Tuesday, February 10, 2009

House of Delegates Guts Already-Weakened Smoking Bill

The smoking ban compromise struck by Gov. Tim Kaine and House Speaker William Howell wasn't ideal, but it was a good start.

Unfortunately, the House of Delegates weakened the bill so severely last night, you can't even call it a smoking ban anymore:
Amendments would permit smoking in rooms separated by doors, even if there is no separate ventilation system. They carved out exceptions for smoking in outdoor patio areas; at restaurants during private functions when the function takes up the entire restaurant; and at clubs or bars at times when under-age patrons are not admitted.
As Del. Adam Ebbin twittered, "It seems more like a non-smoking SECTION bill than a non-smoking restaurant bill."

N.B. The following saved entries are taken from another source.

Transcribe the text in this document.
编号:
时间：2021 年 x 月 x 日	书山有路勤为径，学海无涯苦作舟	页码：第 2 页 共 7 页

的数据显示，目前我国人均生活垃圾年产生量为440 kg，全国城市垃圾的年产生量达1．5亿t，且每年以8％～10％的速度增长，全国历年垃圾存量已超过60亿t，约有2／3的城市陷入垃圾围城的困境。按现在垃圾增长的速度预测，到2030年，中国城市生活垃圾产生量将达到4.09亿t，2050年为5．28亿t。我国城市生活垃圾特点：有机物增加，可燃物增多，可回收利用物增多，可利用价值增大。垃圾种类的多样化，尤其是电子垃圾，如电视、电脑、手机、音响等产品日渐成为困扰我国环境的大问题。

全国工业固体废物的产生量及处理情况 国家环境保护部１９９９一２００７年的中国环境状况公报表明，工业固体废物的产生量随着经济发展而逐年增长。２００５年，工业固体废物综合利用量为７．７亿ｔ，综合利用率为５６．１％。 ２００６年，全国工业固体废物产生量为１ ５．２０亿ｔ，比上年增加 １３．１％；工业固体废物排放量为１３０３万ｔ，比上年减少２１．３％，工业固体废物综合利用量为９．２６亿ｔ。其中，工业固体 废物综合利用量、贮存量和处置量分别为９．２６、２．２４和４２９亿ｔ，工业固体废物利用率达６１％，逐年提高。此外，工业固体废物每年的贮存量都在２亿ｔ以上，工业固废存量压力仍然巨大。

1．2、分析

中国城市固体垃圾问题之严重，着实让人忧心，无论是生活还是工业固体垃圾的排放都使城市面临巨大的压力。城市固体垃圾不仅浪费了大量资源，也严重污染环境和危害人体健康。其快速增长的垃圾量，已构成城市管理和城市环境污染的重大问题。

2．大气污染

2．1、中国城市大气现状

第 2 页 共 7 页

The Senate and Gov. Kaine need to work to strengthen the bill. If House Republicans won't support a stronger bill, then smoking ban supporters should let them go to the voters this fall and explain why they wouldn't protect our children from the effects of secondhand smoke. Even the Bush administration's own Surgeon General pointed out there's no safe level of exposure to secondhand smoke.

Meanwhile, I enjoyed the comments of Virginia's Republican Party chair, Del. Jeff Frederick, who said, "As much as I personally would love a smoking ban, it's not my job to tell small-business owners what they can and cannot allow in their small businesses."

Really? I look forward to Del. Frederick introducing legislation to roll back fire codes, food safety regulations, and the drinking age. Clearly we can't tell small businesses what to do, can we, Del. Frederick?